When we say, “There’s a time and a place for everything, and it’s called college,” we don’t mean for kids to take it literally. The message is that screwing up in the real world can have severe consequences. School, on the other hand, tends to be a bit more forgiving of the young and dumb.
Maybe that is the wrong message to to send impressionable young adults, even in jest. If we really want to prepare our future business and political leaders for the real world, we should teach them personal accountability: that actions, good or bad, lead to consequences. Also that we’re a nation of laws that distinguish right from wrong.
But who would have thought that the schools themselves would to take the joke seriously? Lately, it seems that colleges across America are becoming backwards bizarro worlds where bad behavior goes unpunished and lawlessness prevails.
At a Harvard Law School event some weeks ago, a student later identified as Husam El-Qoulaq stood up in front of 150 colleagues and professors during the Q&A following a presentation by former Israeli foreign minister Tzipi Livni to reportedly ask, “How is it that you are so smelly? It’s regarding your odor … very smelly.”
That prompted Dean Martha Minow to send an email to the entire law school condemning the comment as disturbing, offensive, inappropriate and anti-Semitic, calling it “an embarrassment to this institution and an assault upon the values we seek to uphold.” I couldn’t agree more.
But instead of putting some teeth into it, so students know that such behavior would not be tolerated, to my knowledge, the student suffered no consequences. On the contrary, the administration made every effort to hide his identity, and the Harvard Law Record published A Letter in Support of Husam El-Qoulaq.
Of course free speech is protected, but there’s a nuance to the First Amendment that seems to escape more and more people these days: it only applies in public, not in private.

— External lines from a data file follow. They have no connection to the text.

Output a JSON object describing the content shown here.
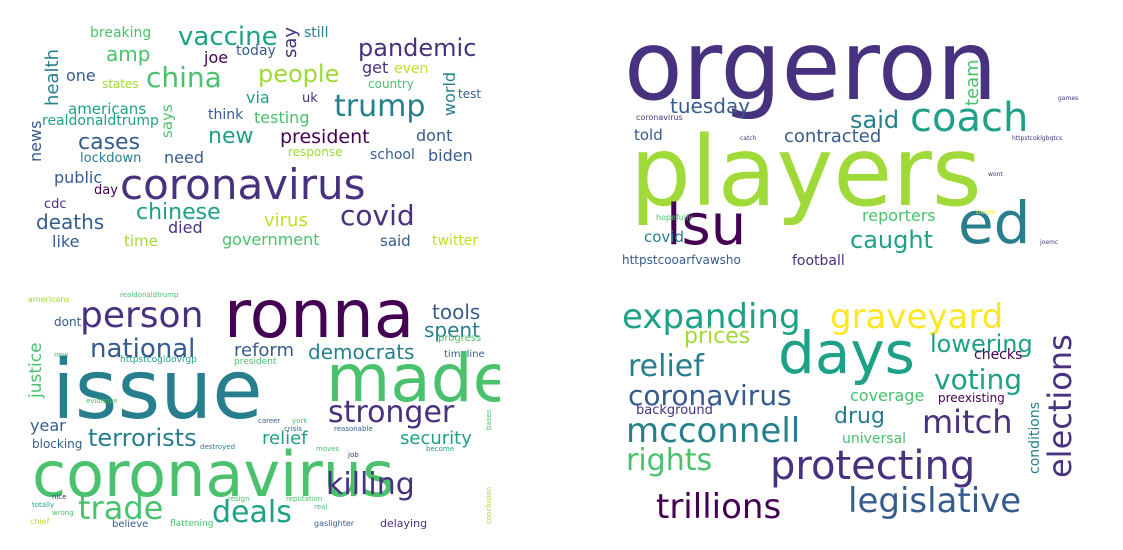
{
  "palette": {
    "dark": "#440154",
    "indigo": "#46327e",
    "blue": "#365c8d",
    "teal": "#277f8e",
    "green": "#1fa187",
    "lime": "#4ac16d",
    "yellowgreen": "#a0da39",
    "yellow": "#fde725"
  },
  "clouds": [
    {
      "name": "cloud-1",
      "words": [
        {
          "t": "breaking",
          "c": "#4ac16d"
        },
        {
          "t": "vaccine",
          "c": "#1fa187"
        },
        {
          "t": "say",
          "c": "#46327e"
        },
        {
          "t": "still",
          "c": "#277f8e"
        },
        {
          "t": "amp",
          "c": "#4ac16d"
        },
        {
          "t": "joe",
          "c": "#440154"
        },
        {
          "t": "today",
          "c": "#365c8d"
        },
        {
          "t": "pandemic",
          "c": "#46327e"
        },
        {
          "t": "health",
          "c": "#277f8e"
        },
        {
          "t": "china",
          "c": "#4ac16d"
        },
        {
          "t": "people",
          "c": "#a0da39"
        },
        {
          "t": "get",
          "c": "#46327e"
        },
        {
          "t": "even",
          "c": "#c0df25"
        },
        {
          "t": "world",
          "c": "#277f8e"
        },
        {
          "t": "one",
          "c": "#365c8d"
        },
        {
          "t": "states",
          "c": "#a0da39"
        },
        {
          "t": "country",
          "c": "#4ac16d"
        },
        {
          "t": "test",
          "c": "#365c8d"
        },
        {
          "t": "americans",
          "c": "#1fa187"
        },
        {
          "t": "via",
          "c": "#1fa187"
        },
        {
          "t": "uk",
          "c": "#46327e"
        },
        {
          "t": "trump",
          "c": "#277f8e"
        },
        {
          "t": "realdonaldtrump",
          "c": "#1fa187"
        },
        {
          "t": "says",
          "c": "#4ac16d"
        },
        {
          "t": "think",
          "c": "#365c8d"
        },
        {
          "t": "testing",
          "c": "#4ac16d"
        },
        {
          "t": "news",
          "c": "#365c8d"
        },
        {
          "t": "new",
          "c": "#1fa187"
        },
        {
          "t": "president",
          "c": "#440154"
        },
        {
          "t": "dont",
          "c": "#365c8d"
        },
        {
          "t": "cases",
          "c": "#365c8d"
        },
        {
          "t": "lockdown",
          "c": "#277f8e"
        },
        {
          "t": "need",
          "c": "#365c8d"
        },
        {
          "t": "response",
          "c": "#a0da39"
        },
        {
          "t": "school",
          "c": "#365c8d"
        },
        {
          "t": "biden",
          "c": "#365c8d"
        },
        {
          "t": "public",
          "c": "#365c8d"
        },
        {
          "t": "coronavirus",
          "c": "#46327e"
        },
        {
          "t": "day",
          "c": "#440154"
        },
        {
          "t": "cdc",
          "c": "#46327e"
        },
        {
          "t": "chinese",
          "c": "#1fa187"
        },
        {
          "t": "covid",
          "c": "#46327e"
        },
        {
          "t": "deaths",
          "c": "#365c8d"
        },
        {
          "t": "virus",
          "c": "#c0df25"
        },
        {
          "t": "died",
          "c": "#46327e"
        },
        {
          "t": "like",
          "c": "#365c8d"
        },
        {
          "t": "time",
          "c": "#a0da39"
        },
        {
          "t": "government",
          "c": "#4ac16d"
        },
        {
          "t": "said",
          "c": "#365c8d"
        },
        {
          "t": "twitter",
          "c": "#c0df25"
        }
      ]
    },
    {
      "name": "cloud-2",
      "words": [
        {
          "t": "orgeron",
          "c": "#46327e"
        },
        {
          "t": "team",
          "c": "#4ac16d"
        },
        {
          "t": "tuesday",
          "c": "#365c8d"
        },
        {
          "t": "coach",
          "c": "#1fa187"
        },
        {
          "t": "said",
          "c": "#277f8e"
        },
        {
          "t": "coronavirus",
          "c": "#46327e"
        },
        {
          "t": "contracted",
          "c": "#365c8d"
        },
        {
          "t": "told",
          "c": "#365c8d"
        },
        {
          "t": "players",
          "c": "#a0da39"
        },
        {
          "t": "lsu",
          "c": "#440154"
        },
        {
          "t": "ed",
          "c": "#277f8e"
        },
        {
          "t": "reporters",
          "c": "#4ac16d"
        },
        {
          "t": "caught",
          "c": "#1fa187"
        },
        {
          "t": "covid",
          "c": "#277f8e"
        },
        {
          "t": "hopefully",
          "c": "#4ac16d"
        },
        {
          "t": "httpstcooarfvawsho",
          "c": "#365c8d"
        },
        {
          "t": "football",
          "c": "#46327e"
        },
        {
          "t": "joemc",
          "c": "#46327e"
        },
        {
          "t": "catch",
          "c": "#46327e"
        },
        {
          "t": "games",
          "c": "#46327e"
        },
        {
          "t": "httpstcoklgbqtcs",
          "c": "#46327e"
        },
        {
          "t": "wont",
          "c": "#46327e"
        },
        {
          "t": "theyre",
          "c": "#fde725"
        }
      ]
    },
    {
      "name": "cloud-3",
      "words": [
        {
          "t": "americans",
          "c": "#a0da39"
        },
        {
          "t": "realdonaldtrump",
          "c": "#4ac16d"
        },
        {
          "t": "person",
          "c": "#46327e"
        },
        {
          "t": "ronna",
          "c": "#440154"
        },
        {
          "t": "tools",
          "c": "#365c8d"
        },
        {
          "t": "spent",
          "c": "#277f8e"
        },
        {
          "t": "dont",
          "c": "#365c8d"
        },
        {
          "t": "justice",
          "c": "#4ac16d"
        },
        {
          "t": "national",
          "c": "#365c8d"
        },
        {
          "t": "reform",
          "c": "#365c8d"
        },
        {
          "t": "democrats",
          "c": "#277f8e"
        },
        {
          "t": "progress",
          "c": "#4ac16d"
        },
        {
          "t": "timeline",
          "c": "#365c8d"
        },
        {
          "t": "new",
          "c": "#4ac16d"
        },
        {
          "t": "httpstcogldovrgp",
          "c": "#1fa187"
        },
        {
          "t": "president",
          "c": "#4ac16d"
        },
        {
          "t": "made",
          "c": "#4ac16d"
        },
        {
          "t": "issue",
          "c": "#277f8e"
        },
        {
          "t": "evidence",
          "c": "#4ac16d"
        },
        {
          "t": "stronger",
          "c": "#46327e"
        },
        {
          "t": "year",
          "c": "#365c8d"
        },
        {
          "t": "york",
          "c": "#4ac16d"
        },
        {
          "t": "career",
          "c": "#365c8d"
        },
        {
          "t": "crisis",
          "c": "#365c8d"
        },
        {
          "t": "reasonable",
          "c": "#365c8d"
        },
        {
          "t": "terrorists",
          "c": "#277f8e"
        },
        {
          "t": "relief",
          "c": "#1fa187"
        },
        {
          "t": "security",
          "c": "#1fa187"
        },
        {
          "t": "blocking",
          "c": "#365c8d"
        },
        {
          "t": "coronavirus",
          "c": "#4ac16d"
        },
        {
          "t": "destroyed",
          "c": "#277f8e"
        },
        {
          "t": "become",
          "c": "#1fa187"
        },
        {
          "t": "moves",
          "c": "#4ac16d"
        },
        {
          "t": "job",
          "c": "#46327e"
        },
        {
          "t": "bases",
          "c": "#4ac16d"
        },
        {
          "t": "killing",
          "c": "#46327e"
        },
        {
          "t": "trade",
          "c": "#4ac16d"
        },
        {
          "t": "deals",
          "c": "#1fa187"
        },
        {
          "t": "nice",
          "c": "#46327e"
        },
        {
          "t": "totally",
          "c": "#1fa187"
        },
        {
          "t": "wrong",
          "c": "#4ac16d"
        },
        {
          "t": "resign",
          "c": "#4ac16d"
        },
        {
          "t": "reputation",
          "c": "#4ac16d"
        },
        {
          "t": "real",
          "c": "#4ac16d"
        },
        {
          "t": "conclusion",
          "c": "#a0da39"
        },
        {
          "t": "chief",
          "c": "#c0df25"
        },
        {
          "t": "believe",
          "c": "#365c8d"
        },
        {
          "t": "flattening",
          "c": "#4ac16d"
        },
        {
          "t": "gaslighter",
          "c": "#365c8d"
        },
        {
          "t": "delaying",
          "c": "#46327e"
        }
      ]
    },
    {
      "name": "cloud-4",
      "words": [
        {
          "t": "expanding",
          "c": "#1fa187"
        },
        {
          "t": "graveyard",
          "c": "#fde725"
        },
        {
          "t": "prices",
          "c": "#a0da39"
        },
        {
          "t": "lowering",
          "c": "#1fa187"
        },
        {
          "t": "relief",
          "c": "#277f8e"
        },
        {
          "t": "days",
          "c": "#1fa187"
        },
        {
          "t": "checks",
          "c": "#440154"
        },
        {
          "t": "elections",
          "c": "#46327e"
        },
        {
          "t": "voting",
          "c": "#1fa187"
        },
        {
          "t": "coronavirus",
          "c": "#365c8d"
        },
        {
          "t": "coverage",
          "c": "#4ac16d"
        },
        {
          "t": "preexisting",
          "c": "#440154"
        },
        {
          "t": "background",
          "c": "#46327e"
        },
        {
          "t": "drug",
          "c": "#277f8e"
        },
        {
          "t": "mcconnell",
          "c": "#277f8e"
        },
        {
          "t": "mitch",
          "c": "#46327e"
        },
        {
          "t": "universal",
          "c": "#4ac16d"
        },
        {
          "t": "conditions",
          "c": "#277f8e"
        },
        {
          "t": "rights",
          "c": "#4ac16d"
        },
        {
          "t": "protecting",
          "c": "#46327e"
        },
        {
          "t": "trillions",
          "c": "#440154"
        },
        {
          "t": "legislative",
          "c": "#365c8d"
        }
      ]
    }
  ]
}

When someone disrupts a private event of any kind, whether it takes place in a boardroom or a class room – leaders have the right to remediate the problem.
That kind of disruptive and childish nonsense would not be tolerated in the corporate world, nor should it be tolerated in an institution of higher learning.

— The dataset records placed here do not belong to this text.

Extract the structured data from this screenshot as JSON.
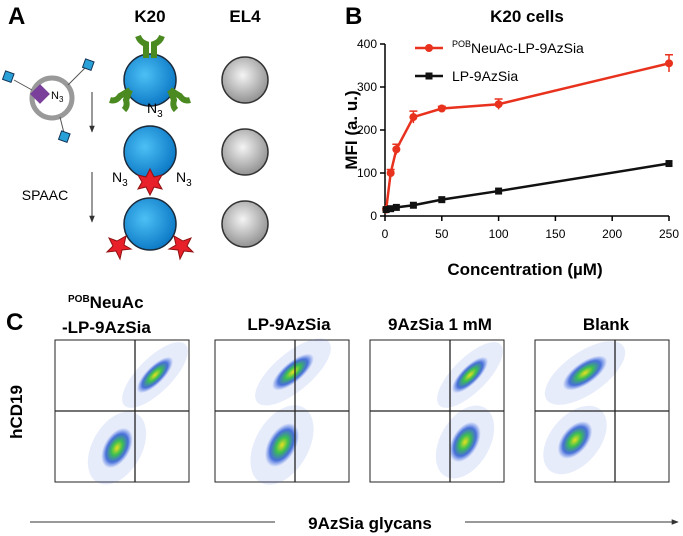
{
  "panel_labels": [
    "A",
    "B",
    "C"
  ],
  "panel_a": {
    "columns": [
      "K20",
      "EL4"
    ],
    "n3": {
      "text": "N",
      "sub": "3"
    },
    "step": "SPAAC"
  },
  "chart_data": {
    "type": "line",
    "title": "K20 cells",
    "xlabel": "Concentration (µM)",
    "ylabel": "MFI (a. u.)",
    "xlim": [
      0,
      250
    ],
    "ylim": [
      0,
      400
    ],
    "xticks": [
      0,
      50,
      100,
      150,
      200,
      250
    ],
    "yticks": [
      0,
      100,
      200,
      300,
      400
    ],
    "x": [
      1,
      5,
      10,
      25,
      50,
      100,
      250
    ],
    "series": [
      {
        "name_prefix": "POB",
        "name": "NeuAc-LP-9AzSia",
        "color": "#e8321e",
        "marker": "circle",
        "values": [
          15,
          100,
          155,
          230,
          250,
          260,
          355
        ],
        "errors": [
          3,
          8,
          12,
          14,
          5,
          12,
          20
        ]
      },
      {
        "name": "LP-9AzSia",
        "color": "#111111",
        "marker": "square",
        "values": [
          15,
          17,
          20,
          25,
          38,
          58,
          122
        ]
      }
    ]
  },
  "panel_c": {
    "first_title": {
      "sup": "POB",
      "line1": "NeuAc",
      "line2": "-LP-9AzSia"
    },
    "titles": [
      "LP-9AzSia",
      "9AzSia 1 mM",
      "Blank"
    ],
    "ylabel": "hCD19",
    "xlabel": "9AzSia glycans"
  }
}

The student did, however, issue an apology – not for disrupting the event or insulting a guest of the school; he simply didn’t intend for his comments to be perceived as anti-Semitic.
Meanwhile, in 2011, the Obama Administration decided it would be a good idea to deal with a growing problem of sexual assaults on campus by taking such cases out of the hands of the criminal justice system and putting them into the hands of kangaroo courts where university administrators act as judge and jury in on-campus rape trials.

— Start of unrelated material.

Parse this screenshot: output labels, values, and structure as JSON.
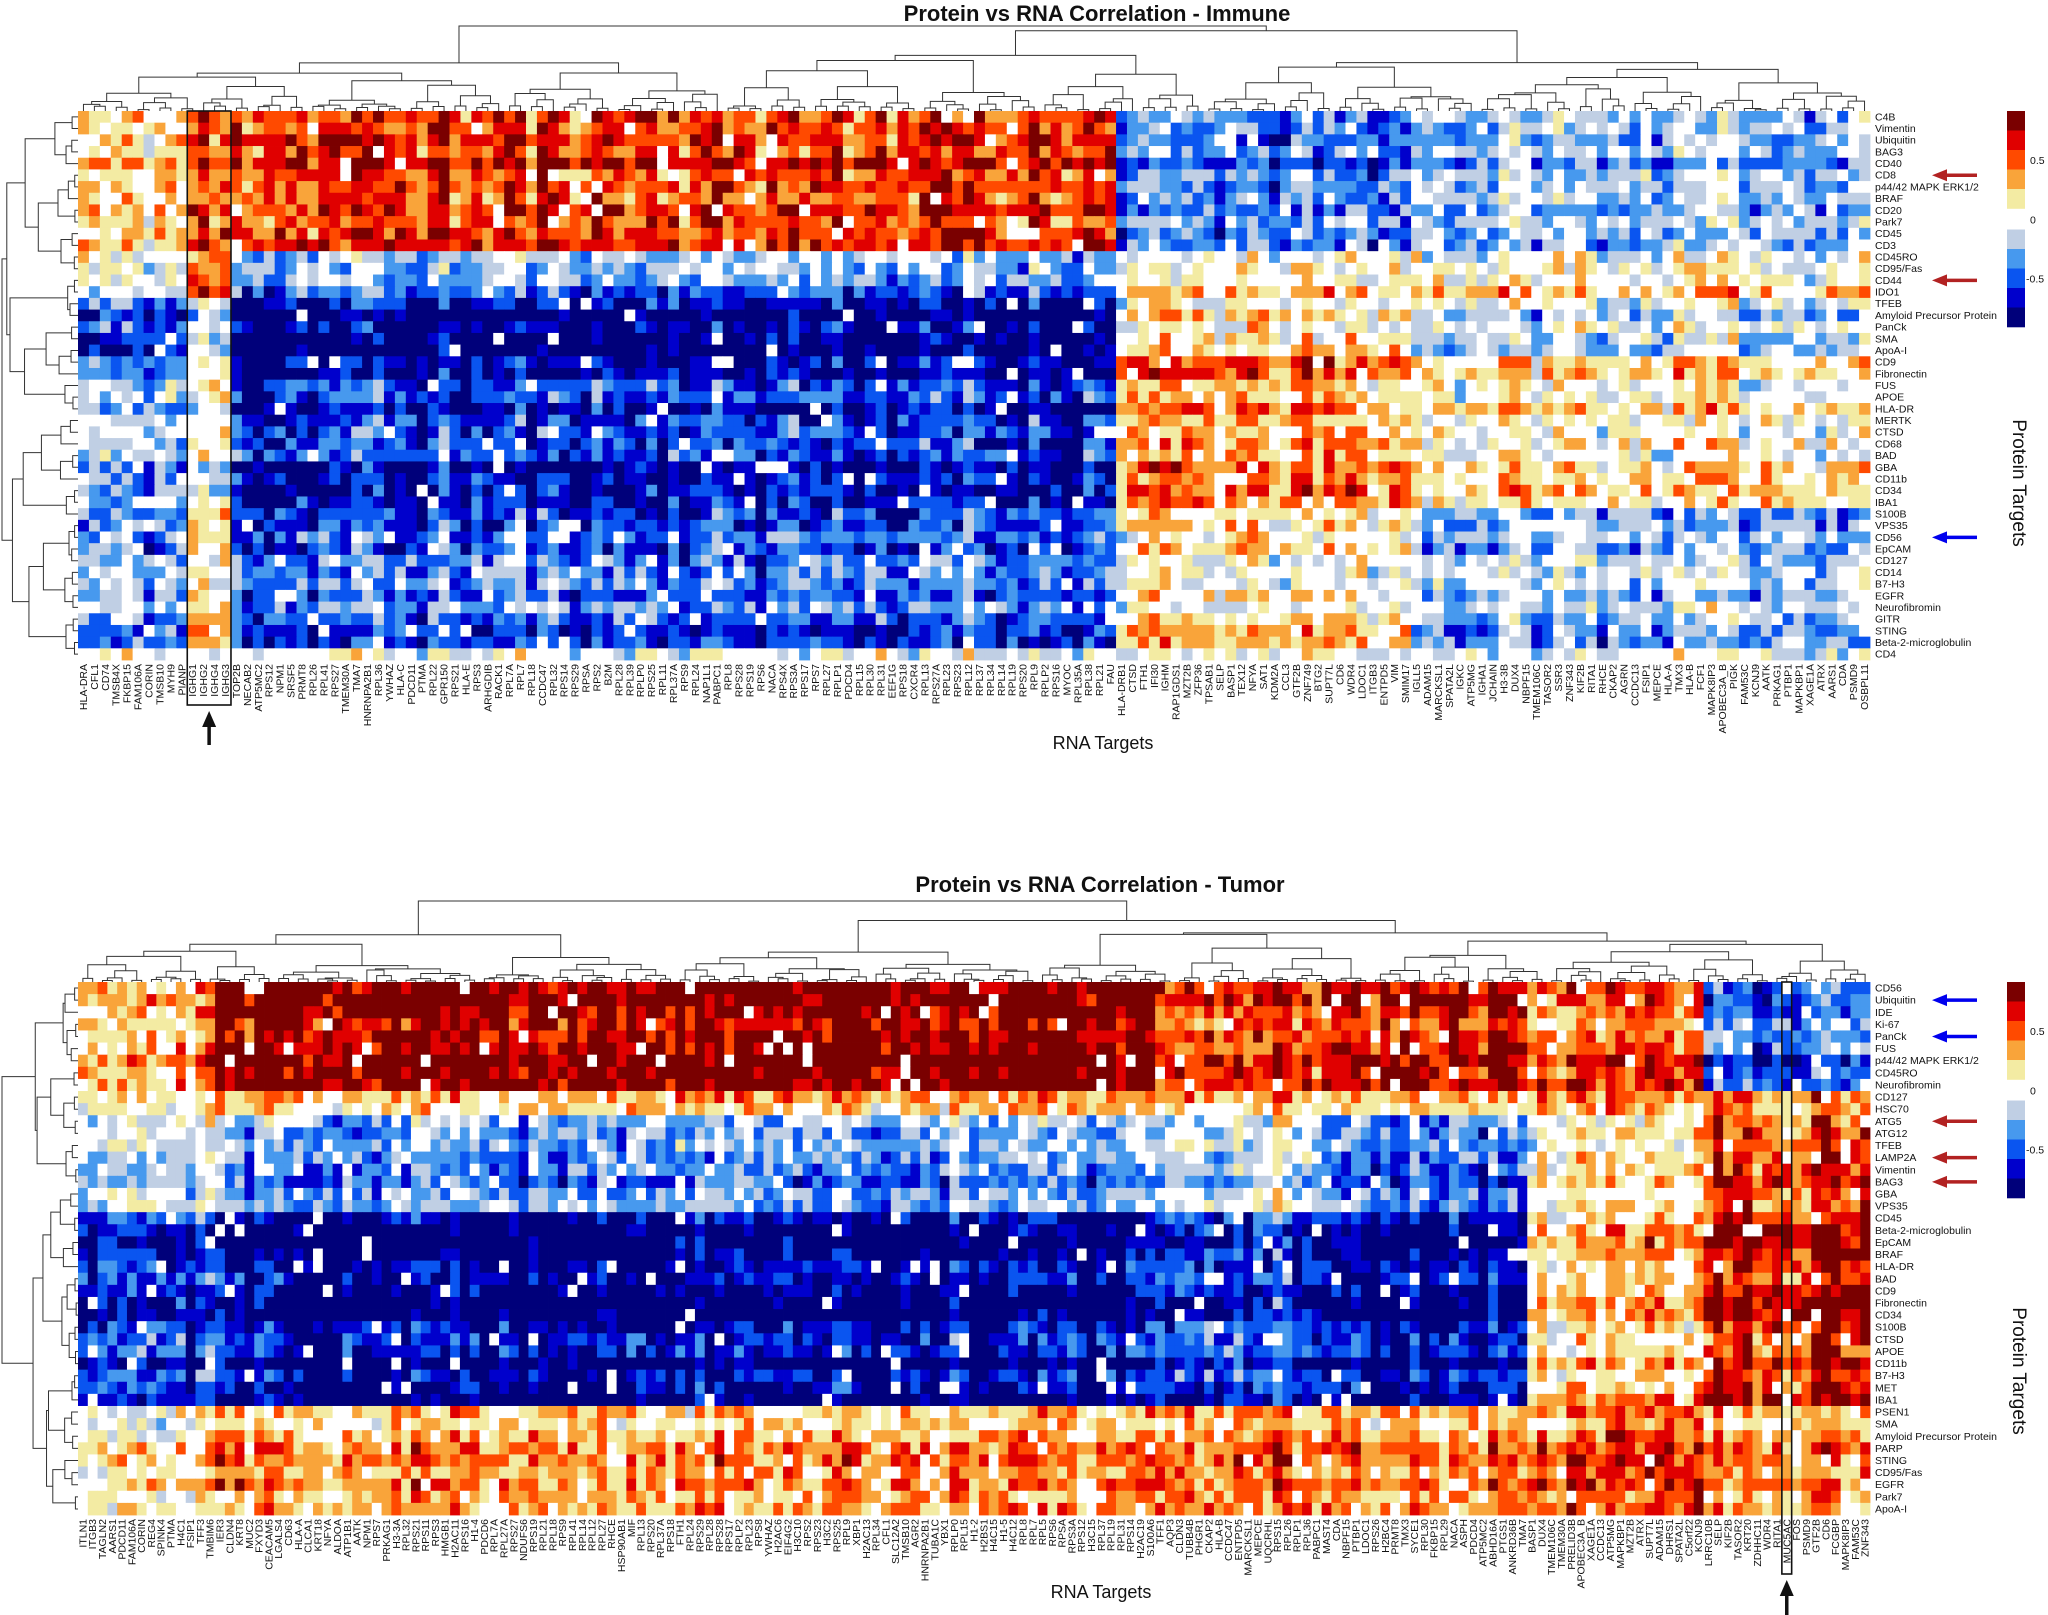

While the wording of Title IX of the Education Amendments of 1972 and several supplemental letters detailing schools’ responsibilities in sexual violence cases are pretty onerous, and all federally funded institutions are required to comply, college administrators seem to have taken their newfound authority too far.
From Yale and Amherst College to Duke and the University of Michigan, falsely accused students are suing their schools for expelling and labelling them sex offenders without due process or a chance for appeal, even after investigations discover that the “rapes” in question were actually consensual sex.
Apparently, 28 faculty members of Harvard Law School wrote a strongly worded objection to the university’s “procedures for deciding cases of alleged sexual misconduct.” The professors say Harvard’s policies “lack the most basic elements of fairness and due process, are overwhelmingly stacked against the accused, and are in no way required by Title IX law or regulation.”
I’m guessing the legal profs know their subject matter.
And the irony is, there’s no real evidence that Title IX, the way it’s being interpreted, or the way schools are metering out justice are actually effective in reducing the number of rapes on campus.
Those are just a few examples of a trend I see playing out across the country, that schools are being run in ways that are alarmingly inconsistent with our culture’s most esteemed core values, namely that personal accountability means actions lead to consequences, and that those consequences are determined by the rule of law.
When I think back on all the crazy things I did in college, the only saving grace is that I knew what I was doing was wrong. How did I know? Not only was my bad behavior not condoned by my professors, the consequences were swift, harsh and fair. I learned those lessons the hard way, and that prepared me for the real world.
Unfortunately, that’s not happening today. Tomorrow’s leaders are learning the wrong lessons. How can that not have a profound influence on our culture?